One More Move A Cade Taylor Novel by Michael Hearns

One More Move A Cade Taylor Novel by Michael Hearns

Author:Michael Hearns
Language: eng
Format: epub
Published: 2022-07-16T22:12:53+00:00


Chapter Sixteen

Surfside was one on those small towns in Miami Dade County that I’d spent very little time in. I knew it was adjacent to the archipelago that’s essentially the northern tip of Miami Beach. I also know that post World War II Winston Churchill vacationed often at the famous Surf Club. That was about the extent of my knowledge of Surfside. I never fully understood why Carl Fisher and the other developers of Miami Beach didn’t just continue the entire sand marsh and muck they dredged from Biscayne Bay and make the entire island Miami Beach.

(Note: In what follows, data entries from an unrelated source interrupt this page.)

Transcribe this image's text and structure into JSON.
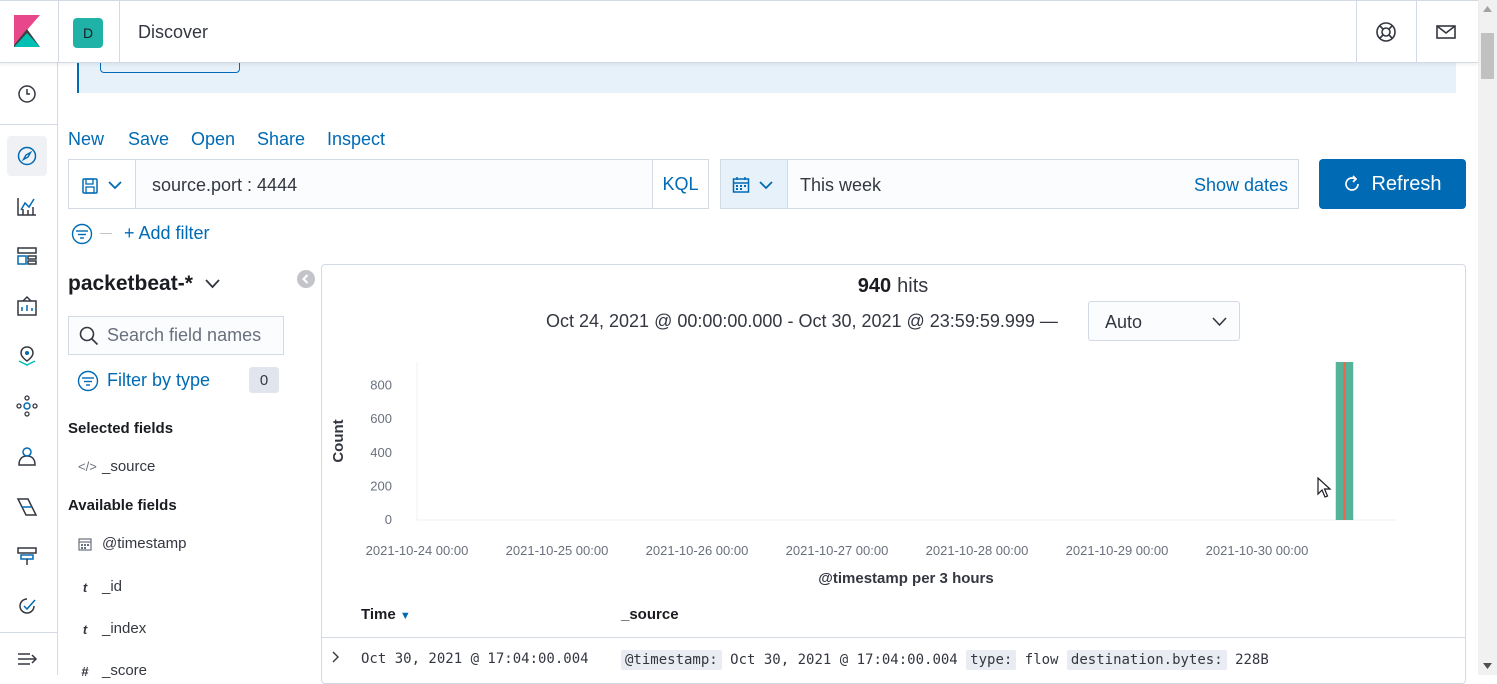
{
  "header": {
    "space_initial": "D",
    "app_title": "Discover"
  },
  "top_menu": {
    "new": "New",
    "save": "Save",
    "open": "Open",
    "share": "Share",
    "inspect": "Inspect"
  },
  "query": {
    "text": "source.port : 4444",
    "language": "KQL"
  },
  "date_picker": {
    "value": "This week",
    "show_dates": "Show dates"
  },
  "refresh": {
    "label": "Refresh"
  },
  "filters": {
    "add_label": "+ Add filter"
  },
  "sidebar": {
    "index_pattern": "packetbeat-*",
    "search_placeholder": "Search field names",
    "filter_by_type": "Filter by type",
    "filter_count": "0",
    "selected_title": "Selected fields",
    "selected_fields": [
      {
        "icon": "</>",
        "name": "_source"
      }
    ],
    "available_title": "Available fields",
    "available_fields": [
      {
        "icon": "calendar",
        "name": "@timestamp"
      },
      {
        "icon": "t",
        "name": "_id"
      },
      {
        "icon": "t",
        "name": "_index"
      },
      {
        "icon": "#",
        "name": "_score"
      }
    ]
  },
  "results": {
    "hits_count": "940",
    "hits_label": "hits",
    "date_range": "Oct 24, 2021 @ 00:00:00.000 - Oct 30, 2021 @ 23:59:59.999 —",
    "interval": "Auto"
  },
  "chart_data": {
    "type": "bar",
    "title": "",
    "ylabel": "Count",
    "xlabel": "@timestamp per 3 hours",
    "ylim": [
      0,
      940
    ],
    "y_ticks": [
      "0",
      "200",
      "400",
      "600",
      "800"
    ],
    "x_ticks": [
      "2021-10-24 00:00",
      "2021-10-25 00:00",
      "2021-10-26 00:00",
      "2021-10-27 00:00",
      "2021-10-28 00:00",
      "2021-10-29 00:00",
      "2021-10-30 00:00"
    ],
    "series": [
      {
        "x": "2021-10-30 15:00",
        "values": [
          940
        ]
      }
    ],
    "bar_color": "#54b399"
  },
  "table": {
    "col_time": "Time",
    "col_source": "_source",
    "rows": [
      {
        "time": "Oct 30, 2021 @ 17:04:00.004",
        "k1": "@timestamp:",
        "v1": "Oct 30, 2021 @ 17:04:00.004",
        "k2": "type:",
        "v2": "flow",
        "k3": "destination.bytes:",
        "v3": "228B"
      }
    ]
  }
}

It was very confusing. Even more confusing was that Froude Avenue turned into Bay Avenue without any demarcation or reasonable reason why. I drove past the house first and was briefly confused when the road changed names. I circled back and once again drove by the house, this time a lot slower.

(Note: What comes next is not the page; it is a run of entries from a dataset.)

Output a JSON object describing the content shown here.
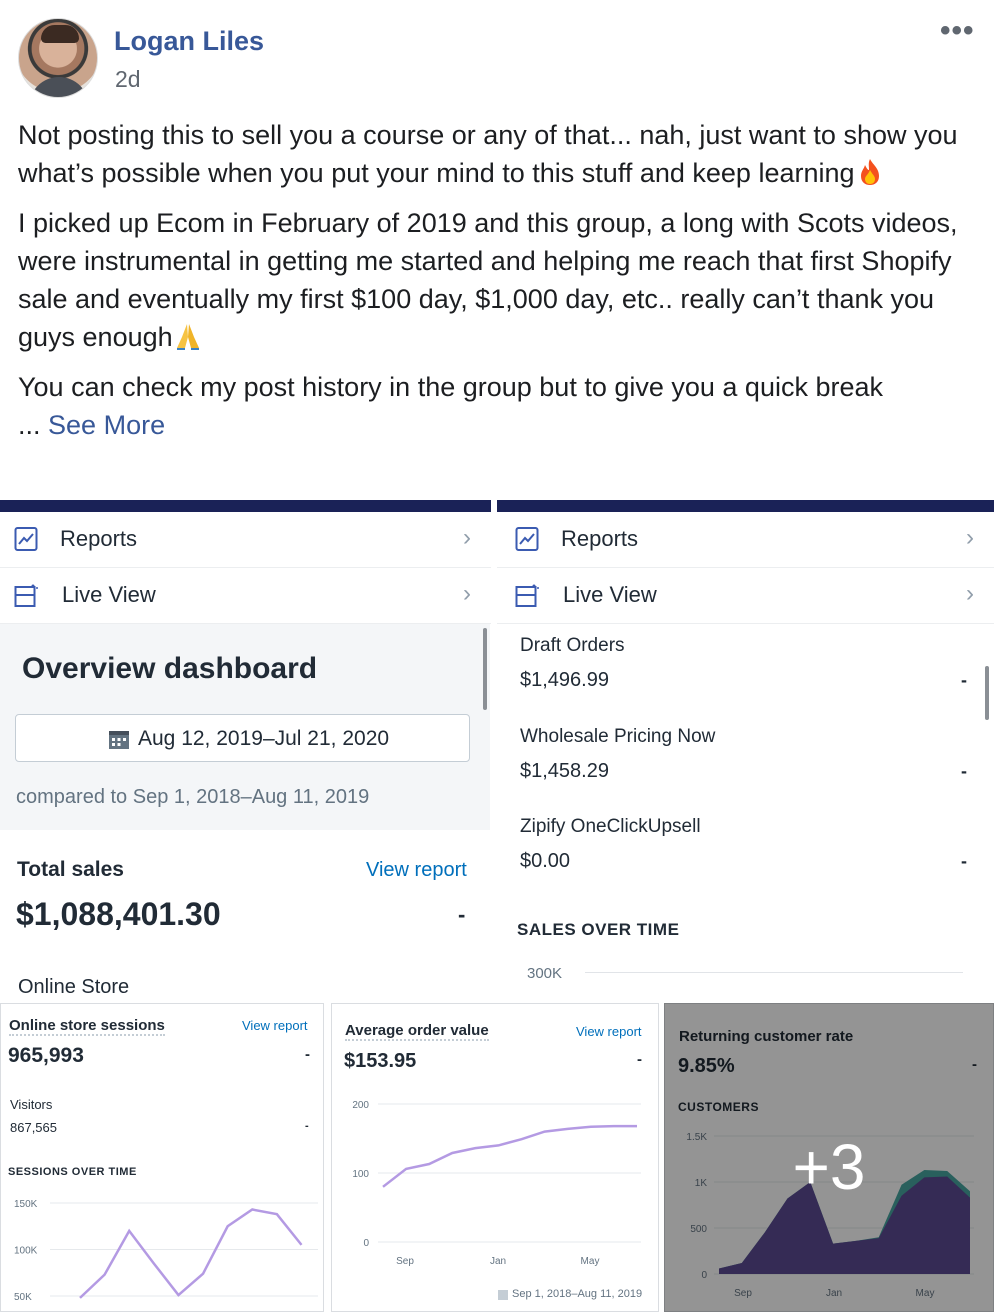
{
  "post": {
    "author": "Logan Liles",
    "time": "2d",
    "menu_icon": "more-dots-icon",
    "paragraph1": "Not posting this to sell you a course or any of that... nah, just want to show you what’s possible when you put your mind to this stuff and keep learning",
    "paragraph2": "I picked up Ecom in February of 2019 and this group, a long with Scots videos, were instrumental in getting me started and helping me reach that first Shopify sale and eventually my first $100 day, $1,000 day, etc.. really can’t thank you guys enough",
    "paragraph3": "You can check my post history in the group but to give you a quick break",
    "ellipsis": "...",
    "see_more": "See More"
  },
  "photo1": {
    "reports": "Reports",
    "live_view": "Live View",
    "dashboard_title": "Overview dashboard",
    "date_range": "Aug 12, 2019–Jul 21, 2020",
    "compared": "compared to Sep 1, 2018–Aug 11, 2019",
    "total_sales_label": "Total sales",
    "view_report": "View report",
    "total_sales_value": "$1,088,401.30",
    "dash": "-",
    "online_store": "Online Store"
  },
  "photo2": {
    "reports": "Reports",
    "live_view": "Live View",
    "rows": [
      {
        "name": "Draft Orders",
        "value": "$1,496.99",
        "dash": "-"
      },
      {
        "name": "Wholesale Pricing Now",
        "value": "$1,458.29",
        "dash": "-"
      },
      {
        "name": "Zipify OneClickUpsell",
        "value": "$0.00",
        "dash": "-"
      }
    ],
    "sales_over_time": "SALES OVER TIME",
    "y_tick": "300K"
  },
  "photo3": {
    "title": "Online store sessions",
    "view_report": "View report",
    "value": "965,993",
    "dash": "-",
    "visitors_label": "Visitors",
    "visitors_value": "867,565",
    "visitors_dash": "-",
    "sessions_over_time": "SESSIONS OVER TIME"
  },
  "photo4": {
    "title": "Average order value",
    "view_report": "View report",
    "value": "$153.95",
    "dash": "-",
    "legend": "Sep 1, 2018–Aug 11, 2019"
  },
  "photo5": {
    "title": "Returning customer rate",
    "value": "9.85%",
    "dash": "-",
    "customers": "CUSTOMERS",
    "more_count": "+3"
  },
  "chart_data": [
    {
      "type": "line",
      "title": "SESSIONS OVER TIME",
      "y_ticks": [
        "150K",
        "100K",
        "50K"
      ],
      "ylim": [
        50000,
        150000
      ],
      "values": [
        48000,
        73000,
        120000,
        85000,
        51000,
        74000,
        125000,
        143000,
        138000,
        105000
      ]
    },
    {
      "type": "line",
      "title": "",
      "categories": [
        "Sep",
        "Jan",
        "May"
      ],
      "y_ticks": [
        "200",
        "100",
        "0"
      ],
      "ylim": [
        0,
        200
      ],
      "values": [
        80,
        106,
        113,
        129,
        136,
        140,
        149,
        160,
        164,
        167,
        168,
        168
      ],
      "legend": "Sep 1, 2018–Aug 11, 2019"
    },
    {
      "type": "area",
      "title": "CUSTOMERS",
      "categories": [
        "Sep",
        "Jan",
        "May"
      ],
      "y_ticks": [
        "1.5K",
        "1K",
        "500",
        "0"
      ],
      "ylim": [
        0,
        1500
      ],
      "series": [
        {
          "values": [
            60,
            120,
            450,
            820,
            1000,
            330,
            360,
            390,
            850,
            1050,
            1060,
            830
          ]
        },
        {
          "values": [
            60,
            120,
            450,
            820,
            1000,
            330,
            360,
            400,
            970,
            1130,
            1120,
            900
          ]
        }
      ],
      "colors": [
        "#5c4b93",
        "#47a6a0"
      ]
    }
  ],
  "colors": {
    "link_blue": "#385898",
    "shopify_blue": "#006fbb",
    "chart_purple": "#9c6ade",
    "header_bar": "#1a2257"
  }
}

I would surmise the house was built sometime in the 1950s. It was in the middle of a residential street. It wasn’t a large house and had a single car driveway on the northern side. There was a three-foot tiered and columned brick wall in front of the house, both low-slung and painted white. There was with weathered black wrought iron between the columns. It had all the formidable aspects of a child’s scrap wood-built tree house. There was a decorative wrought iron sign driven into the front walkway column featuring two bowing palm trees bending inward toward each other. The numbers 9032 were between them. The house was painted in a muted peach color with Spanish tile roof. The front door was a non-descript single hung painted white door. There were eight silver Bismarck palms in front of the house.

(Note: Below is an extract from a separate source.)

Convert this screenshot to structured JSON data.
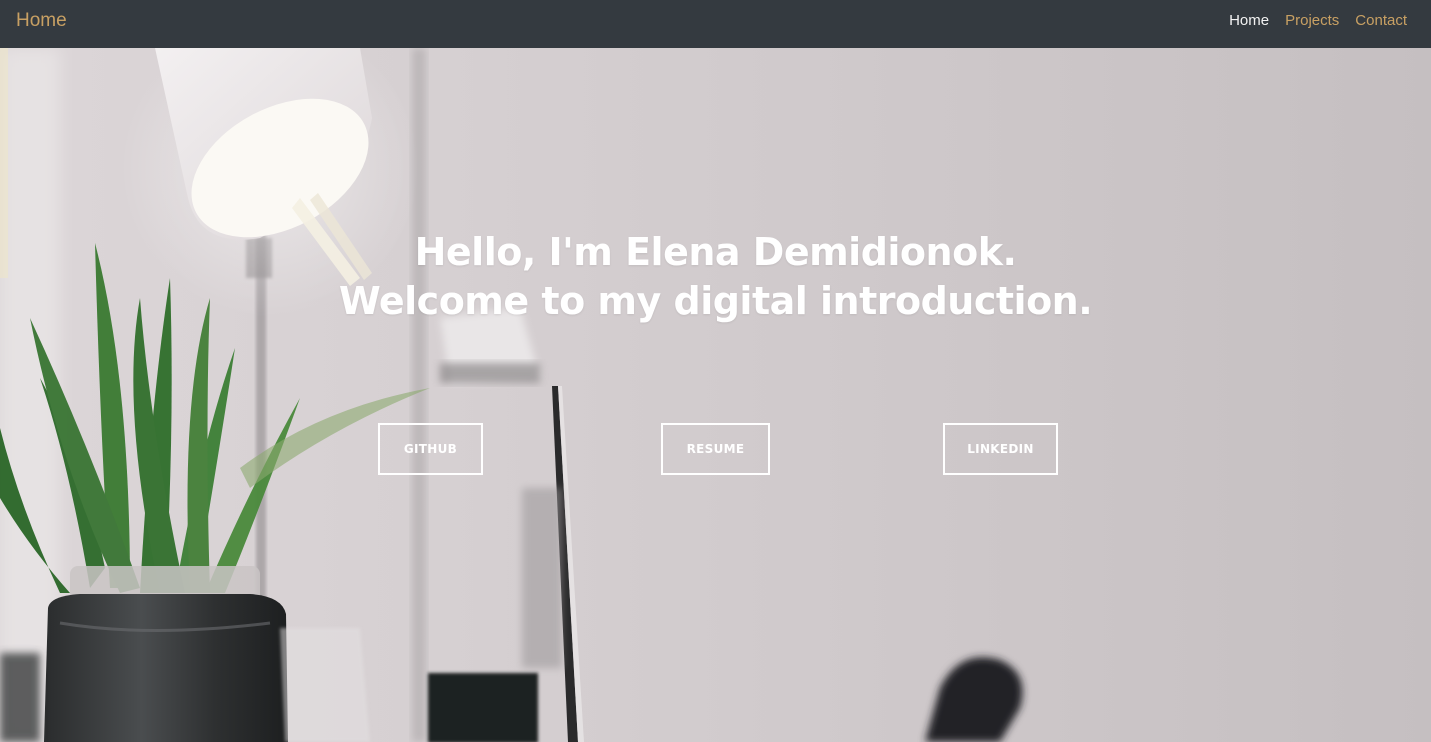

Lots of palm trees of various types dotted all along the street. Through the years and the hurricanes of South Florida, palms were the most hearty and resilient and were obvious choices to plant and propagate to return a semblance of life that couldn’t be destroyed. The houses on the street were very similar in appearance although many had obviously gone through some extensive renovations. This was a definitely an older established neighborhood that I’d venture to guess had a long history of being desirable and affordable housing for many decades of people who worked in Miami and Miami Beach. I don’t think the builders of these homes ever environed two or more cars per household. There was a lot of street parking by the neighboring residents. Parking had caused small choke points in traffic where only one car could pass easily by. Luckily the street didn’t appear to be very heavily trafficked, with the exception of an occasional UPS truck, or Zephyrhills water delivery truck.

The luck was going to run out if Major Brunson delivered on his promise to get “the calvary” out here.

Additional bodies would be great for surveillance but would seriously tax the viability of the street. There’d have to be a single car keeping an eye on the house and other surveillance units staged elsewhere.